Sound control, or rather, sound transmission control, is a key factor when designing recording studios. It can be the difference between a successful project and a lawsuit.
In this post, we're specifically talking about sound transmission into a space; STC, or sound transmission classes. Later posts will deal with sound control in the space (reflection, reverberation, etc). But first a bit about sound in general:
Sound is simply vibrations traveling through a medium, like air, or water, or in our case walls, floors, ceilings, and doors. Sound requires a medium through which to travel. So next time you're watching Star Wars remember that explosions are completely silent in the vacuum of space; that doesn't make for great cinema, though.
Sound is generally measured in Decibels (dB), which is the magnitude of the "loudness" of the sound. Breathing is about 10dB, a garbage disposal about 80dB, and the ear drum rupturing jet takeoff is 150dB. Keep in mind that the decibel scale is logarithmic, which is more useful than using, say, the Pascal scale for noise. A logarithmic scale more closely approximates the relative discomfort of "louder" and "louder" sounds. In architecture, there's not much you can do for a jet taking off outside, but plenty you can do for the garbage disposal in the next room.
There is a much more important measurement which will make or break a project: Hertz (Hz). Hertz is a measurement of the frequency of vibration (vibrations per second). This can be the vibration of electromagnetic waves, light waves, or in our case: sound waves. It is critically important to understand the scale and how it impacts the design of a space. Humans can hear between about 20 to 20,000 Hertz, depending on a variety of factors, including age, where your higher frequencies tend to start dropping off.
Now, down to how all of this effects recording spaces.
Medium to high-range frequencies are most easily blocked before entering your space. New technologies such as specialty gypsum board which contain a layer of viscoelastic polymers are available from almost every major manufacturer. We won't get into the science, but there's plenty of research out there on how these help dampen vibrations. Acoustical sealant has also come a long way. When properly installed, these sealants can reduce noise transmission in necessary penetrations and construction joints. Speaking of penetrations, keep them small, and keep them away from each other. One back to back receptacle in your special (and expensive) new wall is all it takes.
The construction of the wall is also important. There are many special wall assemblies that give great STC ratings (again in mid-high frequencies). Consult manufacturer's literature for more information.
Okay, ready for the kicker? No amount of viscoelastic polymers or tubes of acoustical sealant are going to keep out low frequency noises. That's right. The ASTM test for STC classes only test for sounds above 125Hz. So low frequency bass sounds like trains and thunder easily make it through a highly rated STC assembly. (And unfortunately are harder to take out in post production editing) No, there's only one way to reduce or eliminate low frequency sound transmission: mass.
That's right, good old fashioned mass.
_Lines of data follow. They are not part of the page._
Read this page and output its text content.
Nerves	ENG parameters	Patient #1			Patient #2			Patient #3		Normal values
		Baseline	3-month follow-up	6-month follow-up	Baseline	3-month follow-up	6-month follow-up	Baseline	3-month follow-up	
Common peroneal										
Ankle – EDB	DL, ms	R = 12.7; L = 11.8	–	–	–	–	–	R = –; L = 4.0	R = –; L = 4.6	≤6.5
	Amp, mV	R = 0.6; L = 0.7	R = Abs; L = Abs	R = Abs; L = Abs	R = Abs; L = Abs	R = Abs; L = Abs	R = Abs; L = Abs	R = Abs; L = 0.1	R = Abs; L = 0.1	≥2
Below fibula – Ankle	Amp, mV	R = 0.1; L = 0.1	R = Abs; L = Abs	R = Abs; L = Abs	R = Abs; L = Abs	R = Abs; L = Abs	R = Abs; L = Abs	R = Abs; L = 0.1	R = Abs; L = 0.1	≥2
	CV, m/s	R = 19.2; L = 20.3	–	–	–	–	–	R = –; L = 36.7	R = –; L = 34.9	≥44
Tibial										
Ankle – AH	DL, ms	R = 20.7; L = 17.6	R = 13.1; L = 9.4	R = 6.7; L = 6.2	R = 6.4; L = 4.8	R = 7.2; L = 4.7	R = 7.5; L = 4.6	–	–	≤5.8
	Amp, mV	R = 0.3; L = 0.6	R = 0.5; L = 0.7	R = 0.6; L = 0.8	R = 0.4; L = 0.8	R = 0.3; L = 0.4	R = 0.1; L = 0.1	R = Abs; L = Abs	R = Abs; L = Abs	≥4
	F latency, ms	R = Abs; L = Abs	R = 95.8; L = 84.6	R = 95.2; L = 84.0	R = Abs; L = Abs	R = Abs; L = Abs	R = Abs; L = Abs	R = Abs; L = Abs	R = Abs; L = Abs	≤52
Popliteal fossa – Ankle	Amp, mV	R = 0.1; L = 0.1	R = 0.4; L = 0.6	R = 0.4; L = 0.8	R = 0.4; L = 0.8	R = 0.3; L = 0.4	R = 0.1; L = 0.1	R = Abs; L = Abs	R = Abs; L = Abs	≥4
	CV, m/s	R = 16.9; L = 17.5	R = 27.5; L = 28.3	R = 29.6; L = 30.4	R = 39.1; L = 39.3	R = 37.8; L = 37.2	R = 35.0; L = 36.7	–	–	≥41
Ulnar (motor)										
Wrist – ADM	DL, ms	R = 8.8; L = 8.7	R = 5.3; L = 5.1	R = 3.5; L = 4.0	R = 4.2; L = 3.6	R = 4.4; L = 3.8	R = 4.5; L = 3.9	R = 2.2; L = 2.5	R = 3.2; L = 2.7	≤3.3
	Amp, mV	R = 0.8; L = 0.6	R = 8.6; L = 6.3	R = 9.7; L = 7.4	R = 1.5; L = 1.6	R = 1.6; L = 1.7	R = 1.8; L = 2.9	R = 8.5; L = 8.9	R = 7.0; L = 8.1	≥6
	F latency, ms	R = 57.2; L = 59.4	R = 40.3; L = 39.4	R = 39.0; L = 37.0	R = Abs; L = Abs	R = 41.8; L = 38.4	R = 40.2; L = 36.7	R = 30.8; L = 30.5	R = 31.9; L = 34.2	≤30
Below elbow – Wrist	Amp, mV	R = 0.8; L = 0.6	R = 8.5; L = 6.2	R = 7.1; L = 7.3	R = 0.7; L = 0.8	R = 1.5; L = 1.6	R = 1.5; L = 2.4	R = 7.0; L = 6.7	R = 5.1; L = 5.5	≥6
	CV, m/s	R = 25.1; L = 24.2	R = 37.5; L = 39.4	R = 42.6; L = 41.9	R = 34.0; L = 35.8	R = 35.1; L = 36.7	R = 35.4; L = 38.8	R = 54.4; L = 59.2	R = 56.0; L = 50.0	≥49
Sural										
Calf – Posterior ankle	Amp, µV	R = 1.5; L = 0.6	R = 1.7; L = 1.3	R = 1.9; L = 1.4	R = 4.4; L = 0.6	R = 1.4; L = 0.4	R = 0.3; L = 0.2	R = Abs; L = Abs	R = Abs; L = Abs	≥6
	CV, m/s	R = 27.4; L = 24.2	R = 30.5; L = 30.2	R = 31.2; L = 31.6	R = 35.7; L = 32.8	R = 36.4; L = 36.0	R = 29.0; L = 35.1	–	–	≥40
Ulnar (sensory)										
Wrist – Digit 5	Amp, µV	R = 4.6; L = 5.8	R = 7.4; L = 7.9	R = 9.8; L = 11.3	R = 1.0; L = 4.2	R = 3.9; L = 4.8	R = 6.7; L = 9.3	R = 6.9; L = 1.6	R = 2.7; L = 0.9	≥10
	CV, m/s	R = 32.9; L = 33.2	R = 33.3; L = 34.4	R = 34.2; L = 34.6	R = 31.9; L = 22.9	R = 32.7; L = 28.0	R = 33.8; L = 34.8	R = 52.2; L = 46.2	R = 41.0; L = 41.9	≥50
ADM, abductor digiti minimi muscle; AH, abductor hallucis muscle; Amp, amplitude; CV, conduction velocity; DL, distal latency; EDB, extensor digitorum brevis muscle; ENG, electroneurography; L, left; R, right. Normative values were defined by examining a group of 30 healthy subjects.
Tap on your desk with a pencil, and then tap a concrete floor the same way to illustrate the effect mass has on dampening vibrations, and therefore sound. The vibrations have a much harder time displacing the mass of the floor, which absorbs the energy easily and therefore prevents transmission of the sound. So if the project can support it, use grouted CMU walls in addition to some specialty gypsum board to cover all frequency ranges. Better yet, use solid concrete walls with footings separated from the rest of the structure.
The last thing to keep in mind, now that you've built massive walls, is penetrations. Keep them to a minimum if possible. Use acoustical sealant like you own stock in it, and deal with large penetrations the best you can.
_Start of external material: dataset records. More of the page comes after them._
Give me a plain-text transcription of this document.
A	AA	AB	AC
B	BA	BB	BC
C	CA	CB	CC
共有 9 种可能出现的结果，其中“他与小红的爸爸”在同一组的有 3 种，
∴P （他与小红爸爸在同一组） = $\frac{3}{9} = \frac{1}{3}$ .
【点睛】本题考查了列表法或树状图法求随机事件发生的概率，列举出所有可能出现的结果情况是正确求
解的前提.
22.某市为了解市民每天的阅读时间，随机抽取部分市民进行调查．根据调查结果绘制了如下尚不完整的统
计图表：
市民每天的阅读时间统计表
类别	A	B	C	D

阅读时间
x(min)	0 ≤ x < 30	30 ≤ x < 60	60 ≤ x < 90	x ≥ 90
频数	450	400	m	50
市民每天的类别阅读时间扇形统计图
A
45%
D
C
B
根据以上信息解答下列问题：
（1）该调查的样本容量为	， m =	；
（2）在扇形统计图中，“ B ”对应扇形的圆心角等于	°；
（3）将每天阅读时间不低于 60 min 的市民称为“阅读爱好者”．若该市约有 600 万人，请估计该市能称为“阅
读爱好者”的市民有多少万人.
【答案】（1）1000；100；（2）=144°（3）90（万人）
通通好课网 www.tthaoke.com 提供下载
Ductwork is a tough challenge. Use large ducts (for slow moving air, of course) with extra, integral insulation, and put extra ells (bends) in the ductwork to make it harder for the vibrations to "turn the corner."
Doors are the other large penetration to deal with. A vestibule with moderately priced "sound control" doors is always a great idea if the project can support it, but space is often a limiting factor. Higher rated sound control doors are more expensive - but heavy, which is what we want, remember? These doors often come with cam-lift hinges and a door bottom that drops into place when closing, sealing off the space. This means you want to add thresholds, even in interior spaces, and make sure they're flat, not fluted. The frames should be specified with the door, and by the same manufacturer to ensure proper operation. Either grout the frames (mass, mass, mass) or pack them with mineral wool.
For successful reduction of sound transmission, go high tech, and low tech. Mass for low frequency, and fancy new materials for medium to high frequencies.